Hi to all,
i've a problem at the moment i can't find a solution to solve.
The situation is simple. I have various physical nics. On one or some of this i want to do a nat on virtual machines.
After i insert the specified NIC in (say) VMNet 2 i try to add the NAT to it but it say it alters the physical NIC.
Infact it change the ip of the physical NIC to xxx.xxx.xxx.1 in order to configure the private NAT.
But i can't do this because i have an assigned fixed IP on that NIC.
What i would expect would it asks me to define the private class behind the nat and automatically route internally
the packet from the class i define to the external physical ip on the nic i have, as any normal router-nat do.

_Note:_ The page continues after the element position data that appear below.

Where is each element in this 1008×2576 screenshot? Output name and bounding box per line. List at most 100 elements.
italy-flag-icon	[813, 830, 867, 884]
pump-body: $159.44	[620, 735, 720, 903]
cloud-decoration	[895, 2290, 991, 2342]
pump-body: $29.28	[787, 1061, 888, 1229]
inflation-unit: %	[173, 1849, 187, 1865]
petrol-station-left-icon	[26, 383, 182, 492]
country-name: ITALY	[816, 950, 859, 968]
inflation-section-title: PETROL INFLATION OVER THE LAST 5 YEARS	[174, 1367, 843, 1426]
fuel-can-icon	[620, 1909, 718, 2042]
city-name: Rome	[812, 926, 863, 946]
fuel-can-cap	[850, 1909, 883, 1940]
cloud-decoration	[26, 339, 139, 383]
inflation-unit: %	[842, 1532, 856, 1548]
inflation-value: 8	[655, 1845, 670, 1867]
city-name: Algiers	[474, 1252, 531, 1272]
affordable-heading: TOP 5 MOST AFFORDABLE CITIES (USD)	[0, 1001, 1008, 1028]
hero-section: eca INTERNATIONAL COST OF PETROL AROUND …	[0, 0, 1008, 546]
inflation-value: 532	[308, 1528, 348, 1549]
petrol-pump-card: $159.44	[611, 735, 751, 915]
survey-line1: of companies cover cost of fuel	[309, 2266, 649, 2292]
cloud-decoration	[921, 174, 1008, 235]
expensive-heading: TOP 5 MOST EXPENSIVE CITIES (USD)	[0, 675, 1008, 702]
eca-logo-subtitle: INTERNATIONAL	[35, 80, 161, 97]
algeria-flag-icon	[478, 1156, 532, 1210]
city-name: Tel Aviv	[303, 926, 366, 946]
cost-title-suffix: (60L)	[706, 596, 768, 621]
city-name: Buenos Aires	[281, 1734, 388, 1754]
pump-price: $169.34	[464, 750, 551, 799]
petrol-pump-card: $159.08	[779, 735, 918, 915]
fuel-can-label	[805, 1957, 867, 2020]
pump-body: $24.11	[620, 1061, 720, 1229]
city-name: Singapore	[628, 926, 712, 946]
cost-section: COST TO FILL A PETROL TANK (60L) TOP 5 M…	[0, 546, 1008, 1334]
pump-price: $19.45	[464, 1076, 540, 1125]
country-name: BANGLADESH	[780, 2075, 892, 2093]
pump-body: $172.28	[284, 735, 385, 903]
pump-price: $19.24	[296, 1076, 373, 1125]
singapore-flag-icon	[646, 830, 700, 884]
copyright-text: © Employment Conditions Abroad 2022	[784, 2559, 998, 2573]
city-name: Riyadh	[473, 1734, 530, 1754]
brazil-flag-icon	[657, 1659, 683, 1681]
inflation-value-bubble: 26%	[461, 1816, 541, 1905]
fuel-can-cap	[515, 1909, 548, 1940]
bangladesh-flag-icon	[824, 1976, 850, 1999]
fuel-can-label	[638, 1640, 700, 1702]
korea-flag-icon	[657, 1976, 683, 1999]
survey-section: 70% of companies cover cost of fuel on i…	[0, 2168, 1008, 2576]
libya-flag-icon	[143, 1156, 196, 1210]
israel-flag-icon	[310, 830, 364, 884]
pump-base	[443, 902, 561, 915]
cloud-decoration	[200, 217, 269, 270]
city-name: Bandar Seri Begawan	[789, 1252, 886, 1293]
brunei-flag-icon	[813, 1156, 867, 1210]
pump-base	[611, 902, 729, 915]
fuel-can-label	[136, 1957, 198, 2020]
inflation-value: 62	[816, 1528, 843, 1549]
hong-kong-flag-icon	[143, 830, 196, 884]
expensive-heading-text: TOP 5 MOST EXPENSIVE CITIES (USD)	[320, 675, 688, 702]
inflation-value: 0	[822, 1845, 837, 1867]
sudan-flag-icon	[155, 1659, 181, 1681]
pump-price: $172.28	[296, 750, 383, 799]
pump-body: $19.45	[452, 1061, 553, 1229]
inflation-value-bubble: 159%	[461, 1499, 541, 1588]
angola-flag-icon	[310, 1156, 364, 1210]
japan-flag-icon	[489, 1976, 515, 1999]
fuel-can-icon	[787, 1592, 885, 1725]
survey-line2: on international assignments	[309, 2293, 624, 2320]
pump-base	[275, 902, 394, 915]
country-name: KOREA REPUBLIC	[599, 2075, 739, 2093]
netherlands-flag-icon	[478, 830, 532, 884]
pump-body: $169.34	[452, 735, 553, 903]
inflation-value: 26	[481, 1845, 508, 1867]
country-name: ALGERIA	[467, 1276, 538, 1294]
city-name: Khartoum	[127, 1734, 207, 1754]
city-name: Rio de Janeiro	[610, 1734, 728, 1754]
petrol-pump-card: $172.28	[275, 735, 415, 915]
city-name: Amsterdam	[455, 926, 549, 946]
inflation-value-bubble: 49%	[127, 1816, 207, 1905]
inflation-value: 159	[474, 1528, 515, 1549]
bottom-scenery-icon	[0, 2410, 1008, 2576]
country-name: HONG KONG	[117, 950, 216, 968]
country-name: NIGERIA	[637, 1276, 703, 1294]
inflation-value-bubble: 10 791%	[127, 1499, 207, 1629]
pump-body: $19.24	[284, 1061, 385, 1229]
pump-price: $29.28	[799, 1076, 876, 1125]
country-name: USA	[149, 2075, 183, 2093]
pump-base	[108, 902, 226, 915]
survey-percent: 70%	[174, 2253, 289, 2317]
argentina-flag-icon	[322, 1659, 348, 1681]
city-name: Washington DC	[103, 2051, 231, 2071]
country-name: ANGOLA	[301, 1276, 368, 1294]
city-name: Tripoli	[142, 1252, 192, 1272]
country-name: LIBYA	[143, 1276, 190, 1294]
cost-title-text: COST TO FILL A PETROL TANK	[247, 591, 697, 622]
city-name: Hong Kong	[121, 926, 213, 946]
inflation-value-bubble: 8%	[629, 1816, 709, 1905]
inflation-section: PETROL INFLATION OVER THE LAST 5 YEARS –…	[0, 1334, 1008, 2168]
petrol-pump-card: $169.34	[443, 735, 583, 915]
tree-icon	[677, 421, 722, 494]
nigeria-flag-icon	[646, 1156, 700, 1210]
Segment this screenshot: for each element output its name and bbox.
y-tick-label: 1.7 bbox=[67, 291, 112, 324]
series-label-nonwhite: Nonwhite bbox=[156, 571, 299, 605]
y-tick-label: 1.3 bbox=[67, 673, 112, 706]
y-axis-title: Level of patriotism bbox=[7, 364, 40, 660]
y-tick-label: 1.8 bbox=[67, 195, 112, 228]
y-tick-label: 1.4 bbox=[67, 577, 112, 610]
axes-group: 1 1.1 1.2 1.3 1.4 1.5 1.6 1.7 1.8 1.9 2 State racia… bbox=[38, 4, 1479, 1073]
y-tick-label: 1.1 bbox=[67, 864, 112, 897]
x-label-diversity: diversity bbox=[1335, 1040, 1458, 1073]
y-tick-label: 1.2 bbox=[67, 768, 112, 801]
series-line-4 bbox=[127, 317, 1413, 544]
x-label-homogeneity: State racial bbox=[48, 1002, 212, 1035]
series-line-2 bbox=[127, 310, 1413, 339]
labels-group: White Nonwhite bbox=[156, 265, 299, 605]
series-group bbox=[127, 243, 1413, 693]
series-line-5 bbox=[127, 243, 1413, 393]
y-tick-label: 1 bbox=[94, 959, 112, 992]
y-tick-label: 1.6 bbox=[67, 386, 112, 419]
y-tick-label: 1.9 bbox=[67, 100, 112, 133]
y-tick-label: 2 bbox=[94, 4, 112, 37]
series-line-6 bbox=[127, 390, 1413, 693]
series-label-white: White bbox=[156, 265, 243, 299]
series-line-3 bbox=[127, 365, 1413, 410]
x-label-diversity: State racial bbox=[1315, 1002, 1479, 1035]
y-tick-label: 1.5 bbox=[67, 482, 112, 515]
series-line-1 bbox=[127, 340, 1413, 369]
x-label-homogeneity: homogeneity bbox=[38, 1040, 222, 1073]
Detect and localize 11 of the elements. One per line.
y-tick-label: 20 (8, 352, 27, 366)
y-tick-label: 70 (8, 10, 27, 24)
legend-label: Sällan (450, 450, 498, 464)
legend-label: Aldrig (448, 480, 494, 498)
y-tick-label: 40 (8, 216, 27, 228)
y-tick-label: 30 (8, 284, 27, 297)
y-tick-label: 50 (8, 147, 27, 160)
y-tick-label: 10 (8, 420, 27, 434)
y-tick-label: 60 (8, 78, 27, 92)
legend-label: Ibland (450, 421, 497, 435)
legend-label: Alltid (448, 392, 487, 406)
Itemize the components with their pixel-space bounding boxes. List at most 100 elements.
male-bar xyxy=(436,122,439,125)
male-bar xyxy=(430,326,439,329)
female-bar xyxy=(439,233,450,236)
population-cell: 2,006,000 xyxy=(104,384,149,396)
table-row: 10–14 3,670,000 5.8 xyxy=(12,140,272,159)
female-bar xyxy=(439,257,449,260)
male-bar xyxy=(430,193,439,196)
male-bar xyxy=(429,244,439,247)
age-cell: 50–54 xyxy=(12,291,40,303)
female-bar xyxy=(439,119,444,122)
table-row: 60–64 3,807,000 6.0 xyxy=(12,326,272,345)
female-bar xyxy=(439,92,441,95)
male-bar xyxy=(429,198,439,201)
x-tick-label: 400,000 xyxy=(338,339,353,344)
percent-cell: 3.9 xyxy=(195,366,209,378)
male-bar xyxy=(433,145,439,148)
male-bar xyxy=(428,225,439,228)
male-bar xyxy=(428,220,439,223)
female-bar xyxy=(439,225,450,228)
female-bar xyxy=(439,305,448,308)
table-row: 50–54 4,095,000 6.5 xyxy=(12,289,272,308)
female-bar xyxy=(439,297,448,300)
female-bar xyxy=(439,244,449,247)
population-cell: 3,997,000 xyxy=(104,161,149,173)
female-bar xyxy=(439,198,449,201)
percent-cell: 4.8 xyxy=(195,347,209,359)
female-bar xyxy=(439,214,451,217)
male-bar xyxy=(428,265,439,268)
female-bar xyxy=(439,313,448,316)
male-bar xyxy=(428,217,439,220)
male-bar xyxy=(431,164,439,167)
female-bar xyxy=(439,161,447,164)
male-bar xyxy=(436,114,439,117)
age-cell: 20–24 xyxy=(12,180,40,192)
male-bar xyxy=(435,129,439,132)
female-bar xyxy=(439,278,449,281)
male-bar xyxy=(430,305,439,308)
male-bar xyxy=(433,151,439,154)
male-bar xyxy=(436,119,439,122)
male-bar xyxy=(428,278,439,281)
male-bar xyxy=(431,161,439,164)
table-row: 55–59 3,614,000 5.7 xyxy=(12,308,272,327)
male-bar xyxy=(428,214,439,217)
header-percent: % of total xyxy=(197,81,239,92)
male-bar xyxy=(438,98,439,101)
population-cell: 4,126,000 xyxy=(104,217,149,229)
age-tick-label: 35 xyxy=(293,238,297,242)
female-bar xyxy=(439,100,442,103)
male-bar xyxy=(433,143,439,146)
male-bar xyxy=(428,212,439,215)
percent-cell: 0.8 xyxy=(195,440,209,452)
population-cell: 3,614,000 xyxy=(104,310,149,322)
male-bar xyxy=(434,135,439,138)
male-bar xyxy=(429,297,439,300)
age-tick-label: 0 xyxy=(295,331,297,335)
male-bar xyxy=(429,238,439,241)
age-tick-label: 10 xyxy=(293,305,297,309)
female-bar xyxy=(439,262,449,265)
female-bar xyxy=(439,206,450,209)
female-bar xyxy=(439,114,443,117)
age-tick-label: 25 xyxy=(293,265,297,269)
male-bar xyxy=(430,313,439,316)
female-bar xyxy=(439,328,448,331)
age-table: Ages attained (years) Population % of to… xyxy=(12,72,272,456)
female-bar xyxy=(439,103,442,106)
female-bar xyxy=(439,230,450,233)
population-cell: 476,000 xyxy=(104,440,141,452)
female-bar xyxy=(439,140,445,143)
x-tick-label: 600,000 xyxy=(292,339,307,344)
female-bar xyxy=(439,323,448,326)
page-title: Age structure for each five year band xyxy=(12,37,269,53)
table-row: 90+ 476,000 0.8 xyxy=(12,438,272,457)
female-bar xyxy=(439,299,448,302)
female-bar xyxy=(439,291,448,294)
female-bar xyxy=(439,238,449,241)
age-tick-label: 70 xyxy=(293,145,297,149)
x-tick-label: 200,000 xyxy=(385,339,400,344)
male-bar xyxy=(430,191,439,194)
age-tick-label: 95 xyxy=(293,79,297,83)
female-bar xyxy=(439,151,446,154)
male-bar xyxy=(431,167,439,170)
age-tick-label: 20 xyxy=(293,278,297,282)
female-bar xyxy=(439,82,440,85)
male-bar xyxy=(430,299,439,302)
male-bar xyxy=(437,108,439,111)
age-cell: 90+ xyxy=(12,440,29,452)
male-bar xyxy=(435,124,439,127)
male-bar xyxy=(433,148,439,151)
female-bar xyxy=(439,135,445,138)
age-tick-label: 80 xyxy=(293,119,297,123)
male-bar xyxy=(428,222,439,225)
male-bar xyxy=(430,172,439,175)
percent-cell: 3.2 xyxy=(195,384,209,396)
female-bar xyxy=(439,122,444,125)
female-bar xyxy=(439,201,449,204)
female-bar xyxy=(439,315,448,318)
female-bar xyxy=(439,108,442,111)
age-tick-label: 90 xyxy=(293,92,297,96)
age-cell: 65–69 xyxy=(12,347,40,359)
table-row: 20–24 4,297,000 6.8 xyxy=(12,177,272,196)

In other term a public (nic ip that doesn't change) and a private (custom defined class) ip.
I thnk at the moment this is a VMWare limitation.
Can be a nat solution be implemented in future version in a manner like this?
Or else a solution to solve?
Thank you very much
Welcome to the forums!
If you want to do NAT, you just have to add a vNIC to the guest, type NAT (VMnet8). This is the predefined NAT network which is connected to all TCP/IP stacks of the host. It already has a private IP address range and there's a DHCP server serving virtual machines with IP addresses (all assumed you didn't change the default).
AWo
VCP / vEXPERT 2009
Yes, i know this, but i would need to do "isolation" and to have a precise control over what and "on what" i nat what.
I think this would be a very elegant concept, but for the moment i'll stick with it.
Thank you for the reply
As far as I know you can't restrict VMware NAT to a single adapter.
AWo
VCP / vEXPERT 2009
why don't you use a small VM like m0n0wall to do custom NAT - services ?
Thats more stable and more customisable than the VMware buildin services
___________________________________
VMX-parameters- VMware-liveCD - VM-Sickbay
Well, i could as using other VMs firewall solution,
but i stil think that adding to vmware itself a simple configurable 1:1 nat feature would create an even more "reality resembling" representations of the virtual environment.
Anyway i'll stick with what's there right now.